La clôture de l'instruction a été prononcée par ordonnance du 15 mars 2022.
SUR CE,
Sur la faute
Le tribunal a estimé que :
- le choix de saisir le conseil des prud'hommes au fond à la suite de l'arrêt du 24 octobre 2013 au lieu de former un pourvoi en cassation n'était pas contestable en ce que :
- le conseil des prud'hommes pouvait régulièrement être saisi des demandes de M. [Y] autres que celles fondées sur la nullité du licenciement car elles n'avaient été tranchées ni par le conseil de prud'hommes lors de sa saisine initiale ni par la cour d'appel de Paris,
- M. [Y] a été débouté de ses demandes car la cour d'appel a estimé que leur examen relevait du juge du fond, et non parce qu'elle a considéré qu'elles étaient mal fondées,
- le choix d'une saisine du conseil de prud'hommes était préférable à celui d'un pourvoi car cela permettait de conserver l'intégralité des recours possibles,
- en choisissant de former un pourvoi à l'encontre de la décision du 16 avril 2015 (qui a estimé que l'arrêt du 24 octobre 2013 n'était pas affecté d'une erreur matérielle), M. [R] a manqué à son obligation de conseil et de diligence en ce que :
- il aurait dû saisir le conseil de prud'hommes afin que la procédure au fond puisse être poursuivie au regard de la décision de la cour d'appel,
- la démarche de former un pourvoi présentait peu d'intérêt procédural puisqu'elle allait au-delà de ce qui était demandé dans la décision de sursis, retardait encore l'examen des demandes au fond et présentait peu de chance d'aboutir car la cour d'appel s'était prononcée selon les règles strictes de la requête en erreur matérielle.
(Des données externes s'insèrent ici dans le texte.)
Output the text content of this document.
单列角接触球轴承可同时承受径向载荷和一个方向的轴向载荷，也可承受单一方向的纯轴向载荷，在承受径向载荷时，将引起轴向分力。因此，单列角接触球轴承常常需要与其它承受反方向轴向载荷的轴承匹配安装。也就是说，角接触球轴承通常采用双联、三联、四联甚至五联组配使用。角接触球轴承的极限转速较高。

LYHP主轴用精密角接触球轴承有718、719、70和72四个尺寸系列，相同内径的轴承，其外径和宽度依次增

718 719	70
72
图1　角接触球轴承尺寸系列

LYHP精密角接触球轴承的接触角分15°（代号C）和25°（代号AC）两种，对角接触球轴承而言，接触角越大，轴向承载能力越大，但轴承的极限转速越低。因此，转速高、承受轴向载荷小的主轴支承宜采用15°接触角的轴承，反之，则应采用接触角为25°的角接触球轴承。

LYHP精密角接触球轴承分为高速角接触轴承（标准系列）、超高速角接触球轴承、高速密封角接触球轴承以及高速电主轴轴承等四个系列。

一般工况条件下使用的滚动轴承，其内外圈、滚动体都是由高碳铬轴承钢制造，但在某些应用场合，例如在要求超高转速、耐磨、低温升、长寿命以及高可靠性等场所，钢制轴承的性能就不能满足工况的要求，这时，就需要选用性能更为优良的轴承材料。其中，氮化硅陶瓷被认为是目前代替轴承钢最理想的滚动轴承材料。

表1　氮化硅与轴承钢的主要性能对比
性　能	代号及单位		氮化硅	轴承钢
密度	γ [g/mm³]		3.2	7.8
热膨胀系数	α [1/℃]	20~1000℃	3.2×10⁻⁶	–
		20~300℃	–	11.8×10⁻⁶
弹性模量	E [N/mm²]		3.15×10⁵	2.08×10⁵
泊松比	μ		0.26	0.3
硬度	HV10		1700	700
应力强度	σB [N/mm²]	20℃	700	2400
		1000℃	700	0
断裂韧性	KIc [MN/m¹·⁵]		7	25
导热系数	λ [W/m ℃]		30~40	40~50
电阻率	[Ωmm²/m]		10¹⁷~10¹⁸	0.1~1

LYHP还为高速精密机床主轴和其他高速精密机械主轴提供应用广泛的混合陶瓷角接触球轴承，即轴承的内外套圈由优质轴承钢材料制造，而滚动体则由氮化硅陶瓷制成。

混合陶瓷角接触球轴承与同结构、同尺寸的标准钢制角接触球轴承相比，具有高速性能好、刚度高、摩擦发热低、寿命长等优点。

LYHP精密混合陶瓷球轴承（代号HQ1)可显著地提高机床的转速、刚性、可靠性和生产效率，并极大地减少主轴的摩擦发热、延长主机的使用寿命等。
M. [R], appelant incident, soutient qu'aucune faute ne peut lui être reprochée dans la stratégie judiciaire choisie et dans la réalisation de sa mission en ce que :
- l'arrêt du 24 octobre 2013 constituait un succès pour M. [Y] puisqu'il stigmatisait le comportement de l'employeur, jugeait définitif le caractère illicite du mode de preuve utilisé et préservait le droit des salariés en les invitant à saisir le conseil des prud'hommes au fond et par conséquent, il n'avait aucun intérêt à conseiller à M. [Y] de saisir la Cour de cassation, ce qui aurait conduit à de nouveaux frais et à des nouveaux délais alors que le risque de cassation était illusoire,
- il a fait preuve de diligence en saisissant le conseil de prud'hommes après cet arrêt,
- après la décision de la cour d'appel de Paris du 16 avril 2015, c'est M. [Y] qui a fait le choix procédural de ne pas revenir devant le conseil des prud'hommes et l'a dessaisi en 2017 et aucune faute ne peut donc lui être reprochée pour avoir formé un pourvoi alors que cette voie était indispensable pour préserver les droits de M. [Y], voie qui, si elle n'avait pas été choisie, aurait ensuite pu lui être reprochée.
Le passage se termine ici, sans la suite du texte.